The benefit of MIMO antenna technique

The benefit of MIMO antenna technique

This post intended to briefly describe the benefit of MIMO antenna technique using in mobile communication system like 4G/LTE and 5G.

1. Radio Channel Access Mode

a. SISO: Single Input Single Output, is the access mode of an important radio channel through the use of a single antenna at the transmitter and a single antenna at the receiver. SISO will serve as a baseline for evaluating the performance improvements that can be achieved when a larger number of antennas are used.

 b. SIMO: Single Input Multiple Output, describes the receive diversity, a method that generally does not depend on the technology being used. The SIMO is appropriate when the signal-to-noise ratio (SNR) is low at the cell edge coverage or due to fading and it will give no any improvement in data rates, except for the improvement of the signal strength in situations where the SNR is low.

 

c. MISO: Multiple Input Single Output, is a transmitting diversity technique and requires only one receiving antenna. It has been used for some time in mobile systems, and like as SIMO, MISO it will not improve any data speeds. MISO can increase the directivity (focusing) of the transmitted signal in one direction so that the coverage could be improved.

 

d. MIMO: Multiple Input Multiple Output. Multiple input or multiple signal IN means multiple transmit antennas to the wireless channel, multiple output or multiple signal OUT means multiple receive antenna from the wireless channel.

2. What is MIMO

In wireless communications, MIMO refers to a wireless channel with multiple inputs and multiple outputs. A wireless communication system utilizing multiple transmit antennas and multiple receive antennas over the wireless channel is often referred to as a MIMO system.

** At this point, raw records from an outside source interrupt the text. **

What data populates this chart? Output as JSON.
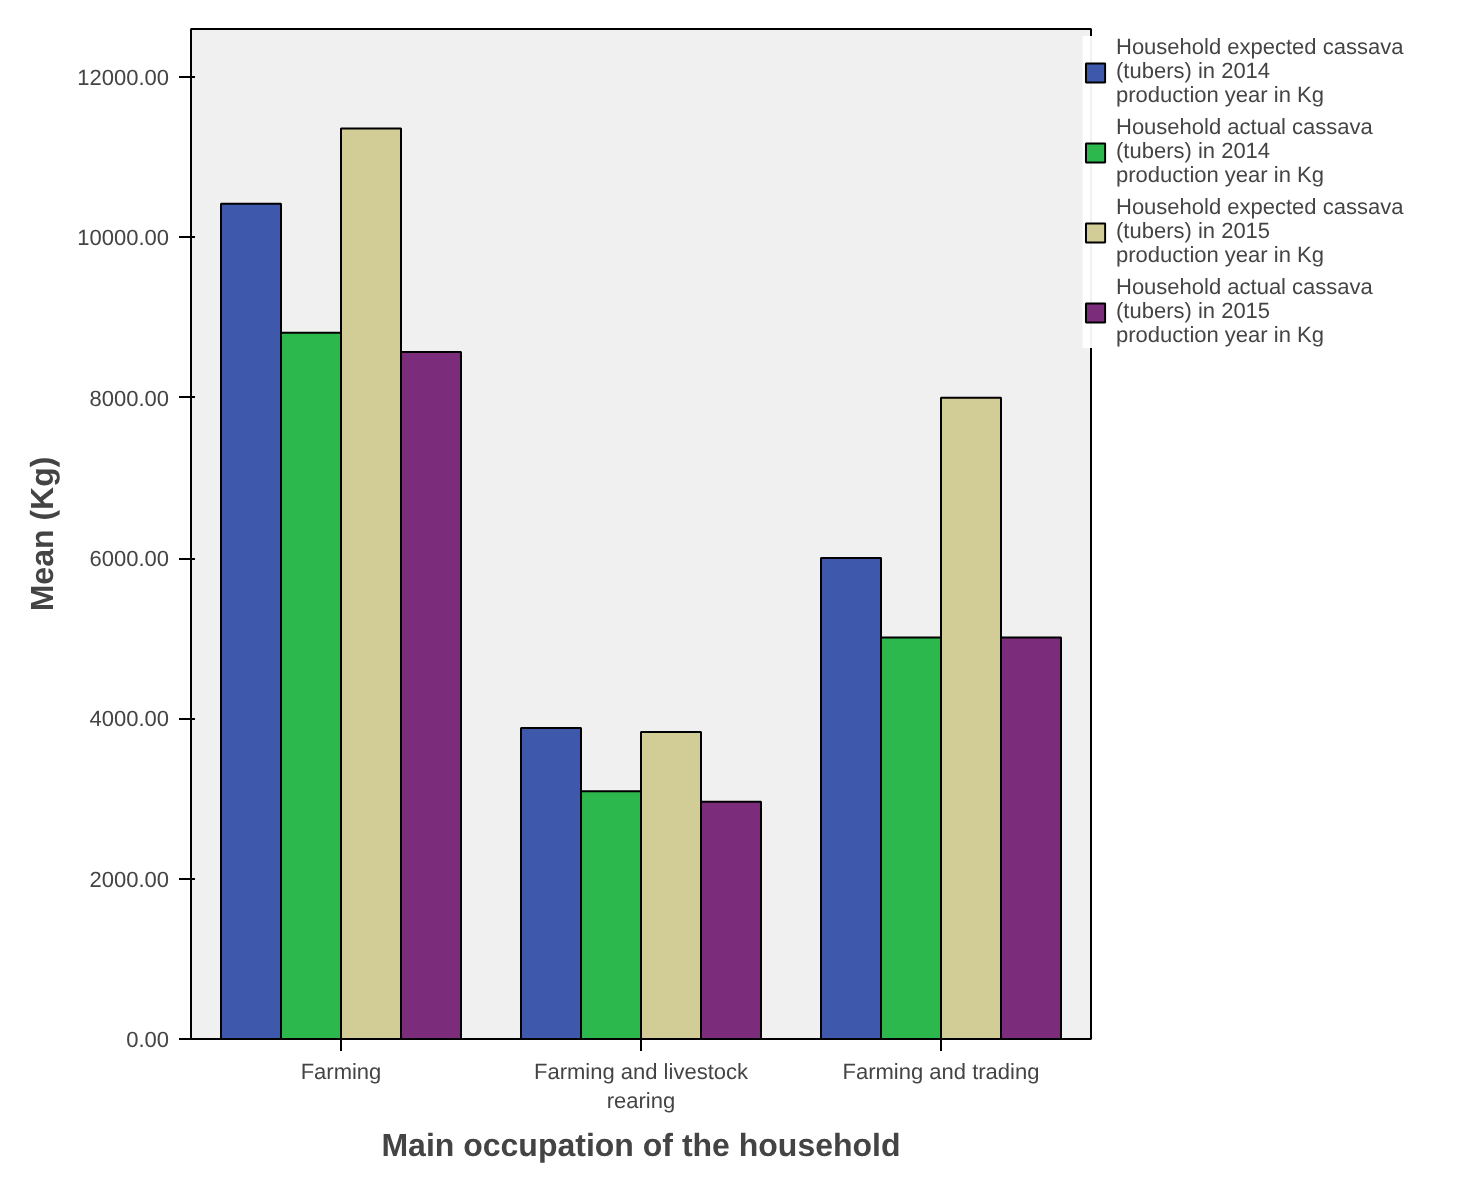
{
  "chart_data": {
    "type": "bar",
    "xlabel": "Main occupation of the household",
    "ylabel": "Mean (Kg)",
    "categories": [
      "Farming",
      "Farming and livestock rearing",
      "Farming and trading"
    ],
    "series": [
      {
        "name": "Household expected cassava (tubers) in 2014 production year in Kg",
        "color": "#3e58ac",
        "values": [
          10420,
          3880,
          6000
        ]
      },
      {
        "name": "Household actual cassava (tubers) in 2014 production year in Kg",
        "color": "#2db84d",
        "values": [
          8810,
          3090,
          5010
        ]
      },
      {
        "name": "Household expected cassava (tubers) in 2015 production year in Kg",
        "color": "#d2cd96",
        "values": [
          11360,
          3830,
          8000
        ]
      },
      {
        "name": "Household actual cassava (tubers) in 2015 production year in Kg",
        "color": "#7b2c7b",
        "values": [
          8570,
          2960,
          5010
        ]
      }
    ],
    "ylim": [
      0,
      12600
    ],
    "yticks": [
      {
        "value": 0,
        "label": "0.00"
      },
      {
        "value": 2000,
        "label": "2000.00"
      },
      {
        "value": 4000,
        "label": "4000.00"
      },
      {
        "value": 6000,
        "label": "6000.00"
      },
      {
        "value": 8000,
        "label": "8000.00"
      },
      {
        "value": 10000,
        "label": "10000.00"
      },
      {
        "value": 12000,
        "label": "12000.00"
      }
    ],
    "grid": false,
    "legend": "right"
  }
}
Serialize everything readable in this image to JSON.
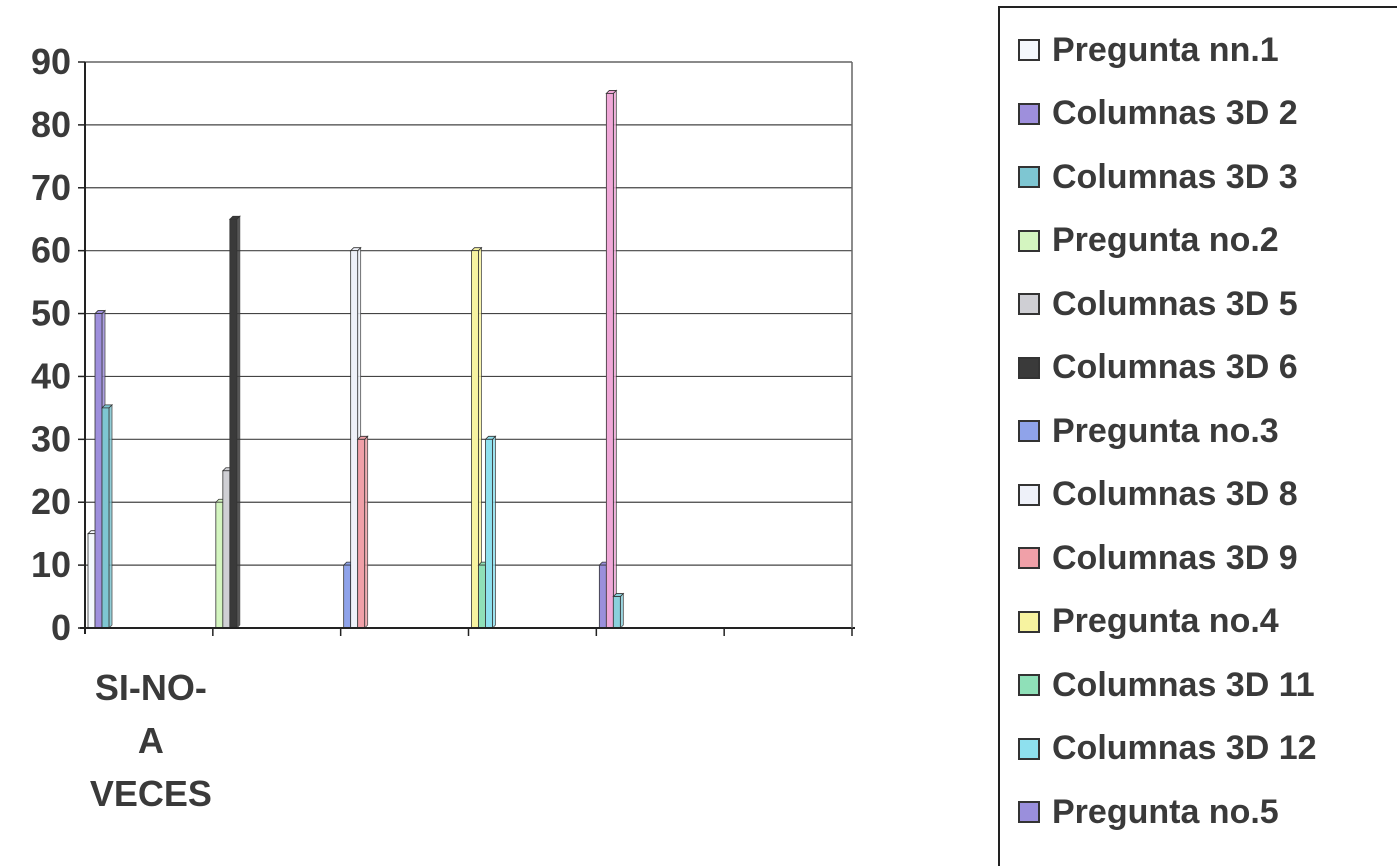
{
  "chart_data": {
    "type": "bar",
    "categories": [
      "SI-NO-\nA\nVECES",
      "",
      "",
      "",
      "",
      ""
    ],
    "category_lines": [
      [
        "SI-NO-",
        "A",
        "VECES"
      ],
      [],
      [],
      [],
      [],
      []
    ],
    "ylim": [
      0,
      90
    ],
    "yticks": [
      0,
      10,
      20,
      30,
      40,
      50,
      60,
      70,
      80,
      90
    ],
    "grid": true,
    "legend_position": "right",
    "series": [
      {
        "name": "Pregunta nn.1",
        "color": "#f4f8fc",
        "values": [
          15,
          0,
          0,
          0,
          0,
          0
        ]
      },
      {
        "name": "Columnas 3D 2",
        "color": "#9e8fdc",
        "values": [
          50,
          0,
          0,
          0,
          0,
          0
        ]
      },
      {
        "name": "Columnas 3D 3",
        "color": "#7ec6d2",
        "values": [
          35,
          0,
          0,
          0,
          0,
          0
        ]
      },
      {
        "name": "Pregunta no.2",
        "color": "#d4f5c0",
        "values": [
          0,
          20,
          0,
          0,
          0,
          0
        ]
      },
      {
        "name": "Columnas 3D 5",
        "color": "#cfcfd4",
        "values": [
          0,
          25,
          0,
          0,
          0,
          0
        ]
      },
      {
        "name": "Columnas 3D 6",
        "color": "#3a3a3a",
        "values": [
          0,
          65,
          0,
          0,
          0,
          0
        ]
      },
      {
        "name": "Pregunta no.3",
        "color": "#8fa3ea",
        "values": [
          0,
          0,
          10,
          0,
          0,
          0
        ]
      },
      {
        "name": "Columnas 3D 8",
        "color": "#eef1f9",
        "values": [
          0,
          0,
          60,
          0,
          0,
          0
        ]
      },
      {
        "name": "Columnas 3D 9",
        "color": "#f0a0a8",
        "values": [
          0,
          0,
          30,
          0,
          0,
          0
        ]
      },
      {
        "name": "Pregunta no.4",
        "color": "#f7f3a0",
        "values": [
          0,
          0,
          0,
          60,
          0,
          0
        ]
      },
      {
        "name": "Columnas 3D 11",
        "color": "#8fe0b8",
        "values": [
          0,
          0,
          0,
          10,
          0,
          0
        ]
      },
      {
        "name": "Columnas 3D 12",
        "color": "#8ee0ee",
        "values": [
          0,
          0,
          0,
          30,
          0,
          0
        ]
      },
      {
        "name": "Pregunta no.5",
        "color": "#9a8fdc",
        "values": [
          0,
          0,
          0,
          0,
          10,
          0
        ]
      },
      {
        "name": "",
        "color": "#f0a8d8",
        "values": [
          0,
          0,
          0,
          0,
          85,
          0
        ]
      },
      {
        "name": "",
        "color": "#8ad0dc",
        "values": [
          0,
          0,
          0,
          0,
          5,
          0
        ]
      }
    ]
  }
}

With MIMO, multiple spatially separated users are catered for by the antenna array in the same time and frequency resource. Data is divided into independent MIMO data streams that are transmitted simultaneously.

A x B MIMO refers to the case with A transmit antennas in the base station and B receive antennas in the device. Many current devices and networks utilize 2x2 MIMO where two parallel data streams can be transmitted. Some of the latest devices and networks support 4x4 MIMO (four receive antennas) which doubles the peak rate compared to 2x2MIMO and increases the average rates typically by +50%.

 

3. What can gain from MIMO

MIMO technology could provide spatial multiplexing that can increase the system throughput, beamforming that can direct beam to the user, diversity that can improve the system performance etc.

 

 

 a. Spatial Multiplexing

- Multiplexing gain (also referred to as spatial multiplexing gain) increases the benefit of MIMO far beyond what can be achieved by beamforming.

- The MIMO system maps independent data streams over multiple data pipes to increase throughput. Each data stream is processed with precoding before being sent over all the transmission antennas.

- Multiplexing gain does not require additional spectral bandwidth or power.

- With good channel conditions (little interference), it is more efficient to share the transmission power on multiple orthogonal (independent) data pipes. Since multiple data streams are transmitted simultaneously, the total transmission power is shared among multiple data streams. Hence, the total signal-to-noise ratio (SNR) is also shared among multiple data streams, resulting in a lower SNR on each individual data stream. If the total SNR is low, the SNR on each individual stream will be small and the throughput on each data stream will suffer. This indicates that the spatial multiplexing gain for MIMO is mostly achieved at the high SNR region, where good throughput can be achieved on each of the independent data streams.

 

- MU-MIMO is to increase the capacity of a user, while MU-MIMO is to increase the throughput of more than one user.

 

 b. Beamforming

Beamforming is the use of multiple radiating elements to direct a strong beam signal to a specific desired direction by varying of the amplitude and phase that feed those elements (waves that overlapped will create constructive interference to make the signal stronger in one direction, and destructive interference to weaken the signal in the other direction). The greater the number of radiating elements that make up the antenna, the smaller the signal beam will be, and the main beam / main lobe will be more oriented (narrower, more directive). In the same time side lobes are weaken and reducing the interference between each other.

 

 A weak wireless channel has very high interference. In this case, it is better to concentrate all (and finite) transmission power on the strongest pipe so more data can be delivered to the receiver. By doing so, the MIMO system increases the signal SNR (and increases system coverage) compared to a non-MIMO system. This increase of SNR is referred to as the (antenna) array gain.

From the spatial domain point of view, the strongest transmission pipe is selected via transmitter/receiver beamforming. With arrays of antennas at the transmitter and receiver, beamforming allows the MIMO system to increase the average received SNR by focusing signals in the correct direction at the transmitter side and coherently combining received signals at the receiver. To combine signals coherently, the system needs wireless channel knowledge at the transmitter and receiver.